BEIJING Former NBA basketball star Dennis Rodman emerged from four days in North Korea on Friday, calling the leader of the reclusive country "an awesome kid".
Rodman, known for his tattoos, body piercings and flamboyance, was in North Korea to film a sports documentary, and watched a basketball game alongside the country's leader, Kim Jong-un.
Kim "is like his grandfather and his father, who are great leaders, he is an awesome kid, very honest and loves his wife so much", Rodman told the Chinese government news agency Xinhua before leaving the North Korean capital, Pyongyang, on Friday.
Kim, 30, is the grandson of Kim Il-sung, who founded North Korea, and the son of Kim Jong-il. Both ruled the country with an iron fist.
Kim has maintained his father's drive to secure nuclear arms for his impoverished country, with North Korea last month conducting its third nuclear test, drawing the condemnation of world powers and the United Nations.
The U.S. State Department has disavowed any connection with Rodman's trip, and its deputy spokesman, Patrick Ventrell, told reporters in Washington on Friday that Kim had his priorities wrong.
"Clearly you've got the regime spending money to wine and dine foreign visitors, when they should be feeding their own people.

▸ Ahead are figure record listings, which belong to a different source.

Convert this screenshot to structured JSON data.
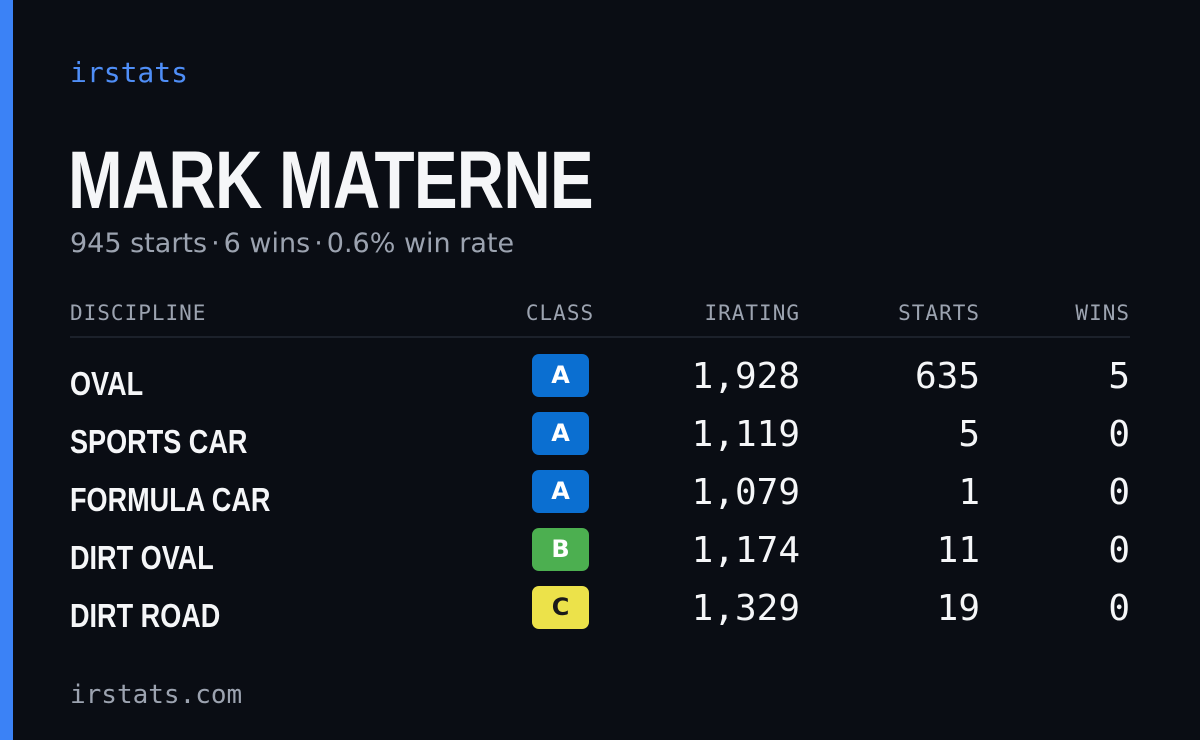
{
  "brand": "irstats",
  "player": {
    "name": "MARK MATERNE",
    "starts_text": "945 starts",
    "wins_text": "6 wins",
    "win_rate_text": "0.6% win rate",
    "separator": "·"
  },
  "table": {
    "headers": {
      "discipline": "DISCIPLINE",
      "class": "CLASS",
      "irating": "IRATING",
      "starts": "STARTS",
      "wins": "WINS"
    },
    "rows": [
      {
        "discipline": "OVAL",
        "class": "A",
        "class_bg": "#0b6fd1",
        "class_fg": "#ffffff",
        "irating": "1,928",
        "starts": "635",
        "wins": "5"
      },
      {
        "discipline": "SPORTS CAR",
        "class": "A",
        "class_bg": "#0b6fd1",
        "class_fg": "#ffffff",
        "irating": "1,119",
        "starts": "5",
        "wins": "0"
      },
      {
        "discipline": "FORMULA CAR",
        "class": "A",
        "class_bg": "#0b6fd1",
        "class_fg": "#ffffff",
        "irating": "1,079",
        "starts": "1",
        "wins": "0"
      },
      {
        "discipline": "DIRT OVAL",
        "class": "B",
        "class_bg": "#4caf50",
        "class_fg": "#ffffff",
        "irating": "1,174",
        "starts": "11",
        "wins": "0"
      },
      {
        "discipline": "DIRT ROAD",
        "class": "C",
        "class_bg": "#ece24a",
        "class_fg": "#1a1a1a",
        "irating": "1,329",
        "starts": "19",
        "wins": "0"
      }
    ]
  },
  "footer": "irstats.com",
  "colors": {
    "accent": "#3b82f6",
    "background": "#0a0d14"
  }
}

So, this isn't really a time for business as usual at the DPRK (Democratic People's Republic of Korea)," Ventrell said, referring to North Korea's official name.
At Thursday's basketball game, Rodman and Kim laughed and conversed in English, and later had an "amicable" dinner, Xinhua quoted the former Chicago Bulls player as saying. Kim attended secondary school in Switzerland, but his language abilities remain a mystery.
North Korea routinely denounces U.S. "hostility" and no peace treaty was signed after a truce ended the 1950-53 Korean War. But Xinhua said Kim told Rodman over dinner that he hoped further sports exchanges would promote "mutual understanding between peoples of the two countries".
Asked how his visit might help, Rodman told the agency: "About the relationship, no one man can do anything. His country and his people love him. I love him, he is an awesome guy."
Ventrell rejected the notion that Kim's hosting of Rodman represented a meaningful gesture.
"What we're looking at, is for them to come in line with their international obligations, to stop their ballistic missile tests, to stop their nuclear programs," he said. "Absent those kind of fundamental changes, we're not going to read into this sort of theater one way or another."
Before meeting Kim, Rodman appeared to have mixed up the two Koreas, suggesting he might meet South Korean rapper Psy during his trip to the North.
Rodman came to North Korea to shoot footage for a show to air on the U.S. television network HBO, a producer travelling with the group said.
Arriving at Beijing's airport following his trip to North Korea, Rodman brushed past reporters without speaking.